La transumanza, fenomeno antico e praticato in tutta Italia fin dagli albori, è esistita nelle e dalle nostre montagne fino allo scorso secolo. Alcuni racconti, in particolare quello di Raffaella Simonti, nel libro “Lontano un secolo”, spiegano come questa attività sia stata per lungo tempo necessario per i pastori del Pratomagno.
Con il termine transumanza si intende la migrazione stagionale delle greggi delle mandrie e dei pastori che in inverno si spostano verso zone pianeggianti; per tornare poi in collina o in pianura durante la stagione estiva. Anche la sua etimologia racconta la natura del fenomeno: fondendo insieme il concetto di attraversamento (Trans) con quello di terra, suolo (humus). La transumanza del Pratomagno è stata una questione di necessità fino al secolo scorso. Lo racconta il libro di Raffaella Simonti, “Lontano un secolo”, frutto del Progetto Memoria.
“Se in Pratomagno si voleva vivere, non restava che andare a parare le pecore. Con le castagne si campava, ma bisognava comprare anche le scarpe. Cosi gli uomini della montagna tra l’inizio di settembre e la metà di ottobre partivano. Partivano con le loro greggi per la Val di Chiana, per il Chianti e per la profonda Maremma. Stavano fuori otto, nove mesi. Un tempo giusto per scordare un mondo e impararne un altro. Parare le pecore non era solo un mestiere, ma una maniera di vivere. Significava stare con le pecore sempre, tutti i giorni dell’anno, la mattina, la sera, la notte. Altre cose potevano entrarci, ma di soppiatto.”
Nel ‘900 c’era una sola famiglia che poteva permettersi di delegare il lavoro, la famiglia Tassi.” Nel versante del Pratomagno che guarda l’Arno, solo la famiglia dei Tassi poteva permettersi di non seguire le greggi e affidarle a garzoni e vergai. Anche se erano pastori, per molti trappolini erano poco più di un nome. Mancavano di rapporto con la gente. Avevano una casa a sé stante nel quartiere della Villa, stavano alla Trappola d’estate, poi si dividevano tra Firenze e Magliano in Maremma, loro terra di provenienza. Avevano sempre un familiare nel Consiglio del Comune, davano lavoro a tanta gente, ma per gli abitanti del luogo erano poco più di un’idea.”
In Pratomagno si viveva con le regole dell’agricoltura e della pastorizia. Tutte le famiglie erano proprietarie di pecore e capre che garantissero almeno il fabbisogno e nella maggior parte dei casi, il bestiame viveva sotto lo stesso tetto dei proprietari – Ma vita del vero pastore era regolata dalla transumanza: da settembre a giugno in maremma, nel restante periodo dell’anno sui crinali del Pratomagno. La gestione di un gregge non nera facile da imparare; infatti molti pastori “ereditavano il mestiere” e fin da piccoli cominciavano a convivere con le pecore.

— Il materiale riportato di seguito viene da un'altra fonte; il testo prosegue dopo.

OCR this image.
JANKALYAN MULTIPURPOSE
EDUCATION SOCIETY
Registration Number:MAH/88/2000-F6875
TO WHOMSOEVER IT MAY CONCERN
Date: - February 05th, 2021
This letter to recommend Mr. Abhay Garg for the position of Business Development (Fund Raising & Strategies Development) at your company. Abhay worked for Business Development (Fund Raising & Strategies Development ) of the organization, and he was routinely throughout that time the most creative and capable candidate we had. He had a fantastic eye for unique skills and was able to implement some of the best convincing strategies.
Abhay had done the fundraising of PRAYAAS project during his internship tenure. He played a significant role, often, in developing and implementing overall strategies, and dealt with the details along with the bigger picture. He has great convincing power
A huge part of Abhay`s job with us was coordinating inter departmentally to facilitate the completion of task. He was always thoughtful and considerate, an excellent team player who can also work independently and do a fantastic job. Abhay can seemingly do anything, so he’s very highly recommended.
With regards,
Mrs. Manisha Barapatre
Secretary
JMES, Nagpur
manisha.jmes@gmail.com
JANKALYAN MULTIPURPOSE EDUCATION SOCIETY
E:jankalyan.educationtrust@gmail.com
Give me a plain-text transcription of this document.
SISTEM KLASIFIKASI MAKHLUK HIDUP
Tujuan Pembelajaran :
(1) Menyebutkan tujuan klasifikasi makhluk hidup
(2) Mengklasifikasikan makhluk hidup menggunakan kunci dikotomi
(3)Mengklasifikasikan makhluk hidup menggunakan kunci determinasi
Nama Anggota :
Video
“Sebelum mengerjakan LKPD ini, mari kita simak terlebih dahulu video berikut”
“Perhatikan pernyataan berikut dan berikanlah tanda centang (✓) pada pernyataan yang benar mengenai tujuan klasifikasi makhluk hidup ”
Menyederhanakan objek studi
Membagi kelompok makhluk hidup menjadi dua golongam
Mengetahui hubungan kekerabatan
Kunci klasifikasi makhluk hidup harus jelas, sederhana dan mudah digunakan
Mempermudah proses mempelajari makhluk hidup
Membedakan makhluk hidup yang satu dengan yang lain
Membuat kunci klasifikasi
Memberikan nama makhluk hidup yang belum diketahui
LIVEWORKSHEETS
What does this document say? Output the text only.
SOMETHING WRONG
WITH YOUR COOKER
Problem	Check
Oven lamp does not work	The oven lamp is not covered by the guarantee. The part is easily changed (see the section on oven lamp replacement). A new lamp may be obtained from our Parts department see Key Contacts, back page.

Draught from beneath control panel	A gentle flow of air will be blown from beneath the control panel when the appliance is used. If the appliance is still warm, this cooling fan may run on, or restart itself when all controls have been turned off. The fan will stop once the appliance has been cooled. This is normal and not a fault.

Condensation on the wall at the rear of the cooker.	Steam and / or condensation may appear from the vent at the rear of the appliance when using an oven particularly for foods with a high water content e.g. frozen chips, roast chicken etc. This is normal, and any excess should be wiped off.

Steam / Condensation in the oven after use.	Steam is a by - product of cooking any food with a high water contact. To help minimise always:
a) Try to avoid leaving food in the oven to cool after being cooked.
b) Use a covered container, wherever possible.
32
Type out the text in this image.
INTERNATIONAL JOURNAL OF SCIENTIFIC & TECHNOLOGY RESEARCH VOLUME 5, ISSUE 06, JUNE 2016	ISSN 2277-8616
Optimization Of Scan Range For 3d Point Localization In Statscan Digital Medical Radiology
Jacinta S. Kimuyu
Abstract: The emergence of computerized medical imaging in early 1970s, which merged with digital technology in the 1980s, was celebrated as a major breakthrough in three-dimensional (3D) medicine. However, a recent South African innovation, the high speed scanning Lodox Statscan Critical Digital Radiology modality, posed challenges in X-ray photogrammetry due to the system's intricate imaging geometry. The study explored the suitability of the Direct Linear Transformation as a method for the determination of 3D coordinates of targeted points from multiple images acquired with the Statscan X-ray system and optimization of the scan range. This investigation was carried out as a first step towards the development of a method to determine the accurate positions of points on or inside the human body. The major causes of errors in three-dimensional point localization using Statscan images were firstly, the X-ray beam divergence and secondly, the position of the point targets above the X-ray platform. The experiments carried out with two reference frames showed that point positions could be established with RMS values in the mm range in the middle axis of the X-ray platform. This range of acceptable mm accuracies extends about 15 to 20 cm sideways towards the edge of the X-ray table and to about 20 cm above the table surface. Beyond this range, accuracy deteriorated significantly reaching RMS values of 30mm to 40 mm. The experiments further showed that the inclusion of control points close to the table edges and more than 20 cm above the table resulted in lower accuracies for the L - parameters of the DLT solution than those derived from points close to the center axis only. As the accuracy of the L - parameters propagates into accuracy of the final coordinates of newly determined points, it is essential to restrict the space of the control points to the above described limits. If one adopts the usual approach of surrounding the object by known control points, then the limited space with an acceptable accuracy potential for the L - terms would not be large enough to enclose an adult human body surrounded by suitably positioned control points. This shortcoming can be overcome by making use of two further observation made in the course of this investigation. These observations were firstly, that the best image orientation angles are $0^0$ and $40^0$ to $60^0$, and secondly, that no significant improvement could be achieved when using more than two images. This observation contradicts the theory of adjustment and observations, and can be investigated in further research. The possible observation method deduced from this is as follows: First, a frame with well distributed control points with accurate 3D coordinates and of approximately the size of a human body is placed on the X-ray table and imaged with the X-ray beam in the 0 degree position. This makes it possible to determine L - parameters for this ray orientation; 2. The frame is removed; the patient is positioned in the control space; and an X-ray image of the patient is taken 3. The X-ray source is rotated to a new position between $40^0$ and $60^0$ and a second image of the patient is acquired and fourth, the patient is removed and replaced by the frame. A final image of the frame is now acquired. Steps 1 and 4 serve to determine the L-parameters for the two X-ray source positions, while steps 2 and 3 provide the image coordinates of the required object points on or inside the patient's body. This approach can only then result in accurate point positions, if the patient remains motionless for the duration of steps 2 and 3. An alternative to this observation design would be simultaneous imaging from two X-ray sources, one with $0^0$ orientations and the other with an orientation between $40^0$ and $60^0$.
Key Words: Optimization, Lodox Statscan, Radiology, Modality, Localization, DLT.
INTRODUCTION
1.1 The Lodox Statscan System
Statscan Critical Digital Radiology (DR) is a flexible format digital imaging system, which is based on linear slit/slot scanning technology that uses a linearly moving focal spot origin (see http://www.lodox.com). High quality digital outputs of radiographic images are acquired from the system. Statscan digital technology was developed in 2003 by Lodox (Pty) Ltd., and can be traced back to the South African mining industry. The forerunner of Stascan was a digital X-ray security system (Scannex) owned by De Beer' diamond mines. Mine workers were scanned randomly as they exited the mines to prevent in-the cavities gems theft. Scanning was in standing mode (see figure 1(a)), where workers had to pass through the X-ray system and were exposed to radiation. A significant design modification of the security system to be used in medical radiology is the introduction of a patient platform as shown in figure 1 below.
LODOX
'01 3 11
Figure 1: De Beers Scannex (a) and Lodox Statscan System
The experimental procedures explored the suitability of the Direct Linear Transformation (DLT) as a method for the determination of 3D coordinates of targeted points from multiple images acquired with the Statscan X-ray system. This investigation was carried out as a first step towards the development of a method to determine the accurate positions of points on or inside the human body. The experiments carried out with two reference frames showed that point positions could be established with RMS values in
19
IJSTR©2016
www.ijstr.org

Ogni località decideva per sé ma a Chiassaia e Anciolina era abitudine partire più tardi degli altri: alla fine di settembre o addirittura ai primi di ottobre. Le abitudini si radicavano con la forza della legge, ma poi erano la stagione e lo stato delle pecore a dire l’ultima parola. Sebbene i pastori fossero liberi di scegliere il percorso in base alla loro meta, le strade erano abbastanza obbligate: se andavano a Grosseto, scendevano dalla montagna attraverso le vie comunali, poi dalla Colombaia alla Penna. Continuavano lungo il Ciuffenna fin quasi all’incrocio con l’Arno. Attraversavano Montevarchi, poi andavano diretti fino a Moncioni. Lungo la Chiantigiana fino a Gaiole, Siena, Rosia, Monticiano, Roccastrada, infine Grosseto e alla fattoria concordata. Il viaggio era lungo e grandi le difficoltà. Chi si fermava in Chianti o in val di Chiana aveva solo un paio di giornate di cammino, ma per gli altri erano sempre otto giorni. La primavera si faceva sentire presto in Maremma: a fine marzo si concludevano le vendite e le contrattazioni per ripartire alla volta del Pratomagno. Il ritorno, che durava ugualmente otto giorni, era più duro dell’andata.
Al giorno d’oggi la transumanza viene praticata solo in pochissime zone d’Italia e maniera molto ridotta. L’avvento di nuove tecnologie e tecniche di allevamento hanno fatto in modo che non fosse più un fatto di necessità.